HEA Reauthorization Amendment To Crack Down on University File Sharing

[Editor's note: This article is being maintained for archival purposes. The anti-file sharing amendment to the HEA has been dropped from the reauthorization bill. --Dave Nagel]

Senate Majority Leader Harry Reid (D-NV) plans to introduce a new amendment to the reauthorization of the Higher Education Act requiring a number of universities to police and report uses of illegal file sharing on its campuses.

If the new amendment passes, the Secretary of Education will create an annual report for Congress outlining which 25 Universities have received the most copyright infringement notices. These Universities will then have to come up with and report a plan of action on how stop copyright infringement on their campuses.

A number of higher education groups, including the American Council of Education and the Association of American Universities, are opposed to the amendment.

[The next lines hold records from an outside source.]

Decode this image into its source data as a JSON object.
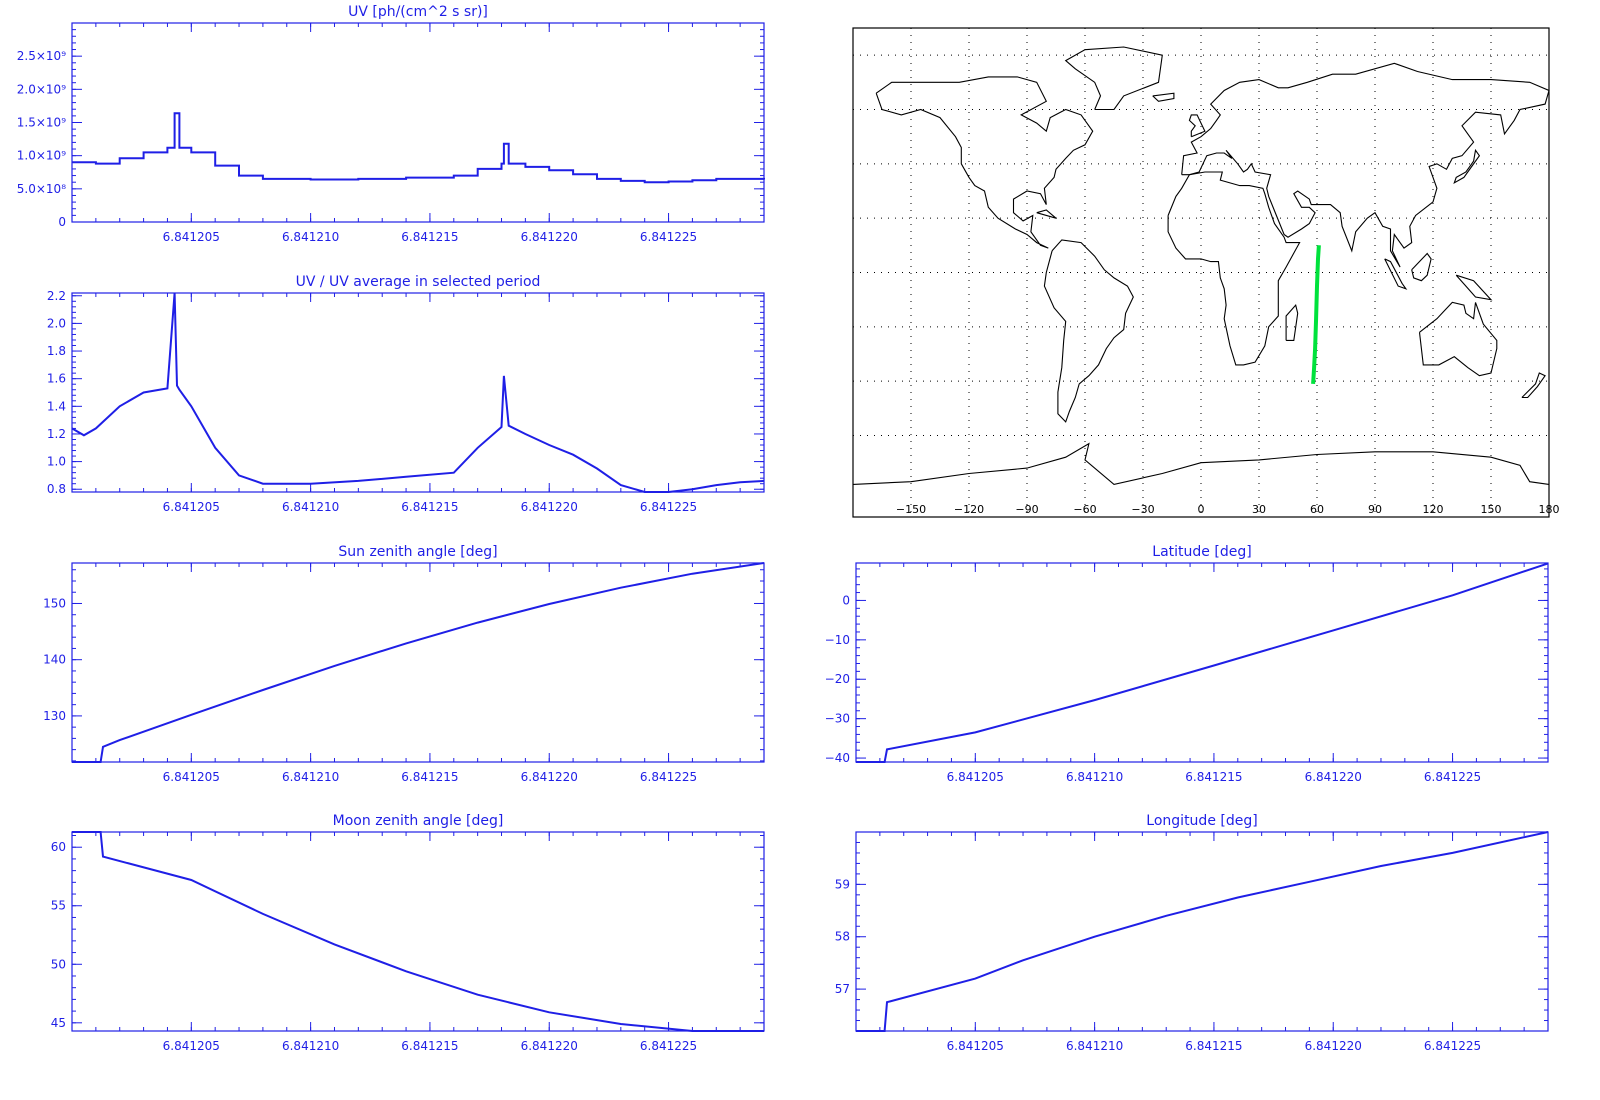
{
  "colors": {
    "axis": "#1f1fe6",
    "line": "#1f1fe6",
    "track": "#00e23c",
    "coast": "#000000"
  },
  "map": {
    "xticks": [
      -150,
      -120,
      -90,
      -60,
      -30,
      0,
      30,
      60,
      90,
      120,
      150,
      180
    ],
    "xlim": [
      -180,
      180
    ],
    "ylim": [
      -90,
      90
    ],
    "grid_lon": [
      -150,
      -120,
      -90,
      -60,
      -30,
      0,
      30,
      60,
      90,
      120,
      150
    ],
    "grid_lat": [
      -60,
      -40,
      -20,
      0,
      20,
      40,
      60,
      80
    ],
    "grid": true,
    "track": [
      [
        58,
        -41
      ],
      [
        58.5,
        -35
      ],
      [
        59,
        -28
      ],
      [
        59.5,
        -18
      ],
      [
        60,
        -5
      ],
      [
        60.5,
        5
      ],
      [
        61,
        10
      ]
    ]
  },
  "chart_data": [
    {
      "type": "line",
      "title": "UV [ph/(cm^2 s sr)]",
      "xlim": [
        6.8412,
        6.841229
      ],
      "ylim": [
        0,
        3000000000
      ],
      "xticks": [
        6.841205,
        6.84121,
        6.841215,
        6.84122,
        6.841225
      ],
      "yticks": [
        0,
        500000000,
        1000000000,
        1500000000,
        2000000000,
        2500000000
      ],
      "ytick_labels": [
        "0",
        "5.0×10⁸",
        "1.0×10⁹",
        "1.5×10⁹",
        "2.0×10⁹",
        "2.5×10⁹"
      ],
      "step": true,
      "x": [
        6.8412,
        6.841201,
        6.841202,
        6.841203,
        6.841204,
        6.8412043,
        6.8412045,
        6.841205,
        6.841206,
        6.841207,
        6.841208,
        6.84121,
        6.841212,
        6.841214,
        6.841216,
        6.841217,
        6.841218,
        6.8412181,
        6.8412183,
        6.841219,
        6.84122,
        6.841221,
        6.841222,
        6.841223,
        6.841224,
        6.841225,
        6.841226,
        6.841227,
        6.841228,
        6.841229
      ],
      "y": [
        900000000,
        880000000,
        960000000,
        1050000000,
        1120000000,
        1640000000,
        1120000000,
        1050000000,
        850000000,
        700000000,
        650000000,
        640000000,
        650000000,
        670000000,
        700000000,
        800000000,
        880000000,
        1180000000,
        880000000,
        830000000,
        780000000,
        720000000,
        650000000,
        620000000,
        600000000,
        610000000,
        630000000,
        650000000,
        650000000,
        640000000
      ]
    },
    {
      "type": "line",
      "title": "UV / UV average in selected period",
      "xlim": [
        6.8412,
        6.841229
      ],
      "ylim": [
        0.78,
        2.22
      ],
      "xticks": [
        6.841205,
        6.84121,
        6.841215,
        6.84122,
        6.841225
      ],
      "yticks": [
        0.8,
        1.0,
        1.2,
        1.4,
        1.6,
        1.8,
        2.0,
        2.2
      ],
      "ytick_labels": [
        "0.8",
        "1.0",
        "1.2",
        "1.4",
        "1.6",
        "1.8",
        "2.0",
        "2.2"
      ],
      "x": [
        6.8412,
        6.8412005,
        6.841201,
        6.841202,
        6.841203,
        6.841204,
        6.8412043,
        6.8412044,
        6.8412045,
        6.841205,
        6.841206,
        6.841207,
        6.841208,
        6.84121,
        6.841212,
        6.841214,
        6.841216,
        6.841217,
        6.841218,
        6.8412181,
        6.8412183,
        6.841219,
        6.84122,
        6.841221,
        6.841222,
        6.841223,
        6.841224,
        6.841225,
        6.841226,
        6.841227,
        6.841228,
        6.841229
      ],
      "y": [
        1.24,
        1.19,
        1.24,
        1.4,
        1.5,
        1.53,
        2.22,
        1.55,
        1.52,
        1.4,
        1.1,
        0.9,
        0.84,
        0.84,
        0.86,
        0.89,
        0.92,
        1.1,
        1.25,
        1.62,
        1.26,
        1.2,
        1.12,
        1.05,
        0.95,
        0.83,
        0.78,
        0.78,
        0.8,
        0.83,
        0.85,
        0.86
      ]
    },
    {
      "type": "line",
      "title": "Sun zenith angle [deg]",
      "xlim": [
        6.8412,
        6.841229
      ],
      "ylim": [
        121.8,
        157.2
      ],
      "xticks": [
        6.841205,
        6.84121,
        6.841215,
        6.84122,
        6.841225
      ],
      "yticks": [
        130,
        140,
        150
      ],
      "ytick_labels": [
        "130",
        "140",
        "150"
      ],
      "x": [
        6.8412,
        6.8412012,
        6.8412013,
        6.841202,
        6.841205,
        6.841208,
        6.841211,
        6.841214,
        6.841217,
        6.84122,
        6.841223,
        6.841226,
        6.841229
      ],
      "y": [
        121.8,
        121.8,
        124.5,
        125.7,
        130.2,
        134.6,
        138.9,
        142.9,
        146.6,
        149.9,
        152.8,
        155.3,
        157.2
      ]
    },
    {
      "type": "line",
      "title": "Latitude [deg]",
      "xlim": [
        6.8412,
        6.841229
      ],
      "ylim": [
        -41,
        9.5
      ],
      "xticks": [
        6.841205,
        6.84121,
        6.841215,
        6.84122,
        6.841225
      ],
      "yticks": [
        -40,
        -30,
        -20,
        -10,
        0
      ],
      "ytick_labels": [
        "−40",
        "−30",
        "−20",
        "−10",
        "0"
      ],
      "x": [
        6.8412,
        6.8412012,
        6.8412013,
        6.841205,
        6.84121,
        6.841215,
        6.84122,
        6.841225,
        6.841229
      ],
      "y": [
        -41,
        -41,
        -37.8,
        -33.5,
        -25.3,
        -16.5,
        -7.6,
        1.3,
        9.4
      ]
    },
    {
      "type": "line",
      "title": "Moon zenith angle [deg]",
      "xlim": [
        6.8412,
        6.841229
      ],
      "ylim": [
        44.3,
        61.3
      ],
      "xticks": [
        6.841205,
        6.84121,
        6.841215,
        6.84122,
        6.841225
      ],
      "yticks": [
        45,
        50,
        55,
        60
      ],
      "ytick_labels": [
        "45",
        "50",
        "55",
        "60"
      ],
      "x": [
        6.8412,
        6.8412012,
        6.8412013,
        6.841205,
        6.841208,
        6.841211,
        6.841214,
        6.841217,
        6.84122,
        6.841223,
        6.841226,
        6.841229
      ],
      "y": [
        61.3,
        61.3,
        59.2,
        57.2,
        54.3,
        51.7,
        49.4,
        47.4,
        45.9,
        44.9,
        44.3,
        44.3
      ]
    },
    {
      "type": "line",
      "title": "Longitude [deg]",
      "xlim": [
        6.8412,
        6.841229
      ],
      "ylim": [
        56.2,
        60.0
      ],
      "xticks": [
        6.841205,
        6.84121,
        6.841215,
        6.84122,
        6.841225
      ],
      "yticks": [
        57,
        58,
        59
      ],
      "ytick_labels": [
        "57",
        "58",
        "59"
      ],
      "x": [
        6.8412,
        6.8412012,
        6.8412013,
        6.841205,
        6.841207,
        6.84121,
        6.841213,
        6.841216,
        6.841219,
        6.841222,
        6.841225,
        6.841229
      ],
      "y": [
        56.2,
        56.2,
        56.75,
        57.2,
        57.55,
        58.0,
        58.4,
        58.75,
        59.05,
        59.35,
        59.6,
        60.0
      ]
    }
  ]
}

Educause, an association for information technology in higher education, and the Digital Freedom Campaign are lobbying against the amendment, saying that the act makes Congress and higher educations institutions agents of the entertainment industry.

"This amendment is the just latest in a series of legislative efforts by wealthy record labels to require our tax dollars to be spent on policing college students," said Jennifer Stoltz, a spokesperson for the Digital Freedom Campaign.

"No one supports illegal downloading or file-sharing, but the Digital Freedom Campaign and its members believe that universities have more urgent things to do with their scarce budgets than collect information on their students for the government and for the RIAA. Academic resources would be better spent educating students rather than spying on them at the behest of large corporations."